Immortality
Lou Reed (age 71), who died a few days ago, of whom and of whose work I have never heard in my life, is generally being granted a deathless, breathless undying fame by my countrymen and my contemporaries. Three of his songs, at least ('Candy says,' 'Temporary Thing,' 'Street Hassle'), in particular--as hasty, belated research informs me--will go on bringing Heaven to Earth for those with ears to hear for the rest of the millennium. So says today's homage to L.R. in the New Yorker, 'A Clipper Ship of Lou Reed Songs,' posted by Ben Greenman--whoever that may be. Greenman says the first two songs are "lovely," and that the third "is an urban melodrama about life on the fringe, filled with violence and pornography, etc." Why am I not surprised? I might, if I but would, listen to all of these ineffable treasures on YouTube--and maybe, if my mood darkens, I will. But first, let me just say, I do not expect to be pleased by these songs, or to like them, or to be in the least interested in them: I will hate them, everything about them, the way they sound, their vulgarity, nastiness, and infinitely crass "smartness"--and I will resent having wasted my time giving them a hearing. But here goes.

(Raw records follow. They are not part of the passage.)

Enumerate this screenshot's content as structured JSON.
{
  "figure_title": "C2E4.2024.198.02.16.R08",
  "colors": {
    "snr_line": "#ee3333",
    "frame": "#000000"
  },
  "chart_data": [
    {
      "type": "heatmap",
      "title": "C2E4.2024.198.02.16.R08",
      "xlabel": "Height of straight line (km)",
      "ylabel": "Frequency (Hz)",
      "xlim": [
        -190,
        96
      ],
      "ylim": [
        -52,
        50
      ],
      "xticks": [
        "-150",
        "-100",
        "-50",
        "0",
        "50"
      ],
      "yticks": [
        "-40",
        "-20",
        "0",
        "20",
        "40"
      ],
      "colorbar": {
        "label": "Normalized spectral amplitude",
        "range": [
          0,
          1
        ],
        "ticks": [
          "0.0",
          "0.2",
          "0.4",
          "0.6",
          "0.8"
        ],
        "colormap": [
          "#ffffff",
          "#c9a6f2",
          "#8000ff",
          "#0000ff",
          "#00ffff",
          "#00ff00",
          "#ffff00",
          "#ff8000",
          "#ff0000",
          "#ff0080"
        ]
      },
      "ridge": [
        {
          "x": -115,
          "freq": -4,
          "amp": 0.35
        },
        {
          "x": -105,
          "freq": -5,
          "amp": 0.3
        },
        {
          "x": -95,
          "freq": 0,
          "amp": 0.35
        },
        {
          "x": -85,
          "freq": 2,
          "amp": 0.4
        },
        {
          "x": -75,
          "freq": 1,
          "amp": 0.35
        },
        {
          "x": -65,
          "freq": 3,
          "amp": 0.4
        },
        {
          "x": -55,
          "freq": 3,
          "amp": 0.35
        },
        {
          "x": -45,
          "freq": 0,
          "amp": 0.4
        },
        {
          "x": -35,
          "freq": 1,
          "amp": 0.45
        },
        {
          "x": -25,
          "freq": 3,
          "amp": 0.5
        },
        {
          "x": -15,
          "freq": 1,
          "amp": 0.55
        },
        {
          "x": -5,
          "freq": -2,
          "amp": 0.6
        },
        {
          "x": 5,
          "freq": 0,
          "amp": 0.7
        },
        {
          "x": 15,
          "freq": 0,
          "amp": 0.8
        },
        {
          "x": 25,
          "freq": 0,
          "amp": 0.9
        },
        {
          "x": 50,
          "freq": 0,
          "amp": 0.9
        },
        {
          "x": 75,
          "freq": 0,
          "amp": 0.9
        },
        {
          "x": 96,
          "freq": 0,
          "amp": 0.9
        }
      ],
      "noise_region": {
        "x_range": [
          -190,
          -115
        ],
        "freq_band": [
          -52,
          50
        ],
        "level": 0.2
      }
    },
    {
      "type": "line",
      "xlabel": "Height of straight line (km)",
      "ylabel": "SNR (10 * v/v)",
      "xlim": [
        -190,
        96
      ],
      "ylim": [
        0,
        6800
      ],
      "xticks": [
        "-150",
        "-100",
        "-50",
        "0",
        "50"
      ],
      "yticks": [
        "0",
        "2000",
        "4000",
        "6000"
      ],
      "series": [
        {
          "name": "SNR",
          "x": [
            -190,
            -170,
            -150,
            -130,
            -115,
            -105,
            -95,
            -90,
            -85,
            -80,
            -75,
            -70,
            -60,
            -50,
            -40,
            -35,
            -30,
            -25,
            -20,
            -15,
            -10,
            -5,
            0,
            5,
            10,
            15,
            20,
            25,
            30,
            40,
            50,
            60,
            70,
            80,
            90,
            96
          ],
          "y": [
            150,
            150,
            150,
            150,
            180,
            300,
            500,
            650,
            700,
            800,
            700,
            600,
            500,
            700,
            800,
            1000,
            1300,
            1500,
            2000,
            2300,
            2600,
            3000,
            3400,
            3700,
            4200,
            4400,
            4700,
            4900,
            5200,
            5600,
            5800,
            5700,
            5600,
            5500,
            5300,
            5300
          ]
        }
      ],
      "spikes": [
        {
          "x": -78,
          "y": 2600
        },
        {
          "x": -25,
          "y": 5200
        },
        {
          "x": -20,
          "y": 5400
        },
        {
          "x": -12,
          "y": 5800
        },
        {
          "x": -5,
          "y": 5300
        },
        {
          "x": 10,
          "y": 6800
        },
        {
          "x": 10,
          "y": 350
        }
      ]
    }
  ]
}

[Next day] And done. I'm happy, with dour, bitter satisfaction, to find my snarky, sneering premonition (and, in a backwards kind of way, Hölderlin) totally vindicated by the unpleasant, heroïn-infused, repulsive and pretentious less-than-nothingness of Another Major Cultural Icon. Seriously, I hadn't known about the patent, smart-ass/defensive heroïn-pervading/imbuing, but once I'd tumbled to it it wouldn't let me alone: at once cloying and numbing--just as it does, for example, in William Burrough's smart-alecky, tedious and vapid Naked Lunch. The second YouTube version of 'Candy says' (an ugly, vicious, stupid ditty) that I listened to, recorded in Paris before an audience which hated-hated-hated it, is funny almost, in that you can barely hear it, over the derisive catcalls and whistles of those bored, impatient and fed-up Parisians. Ah, mes chers méchants sujets!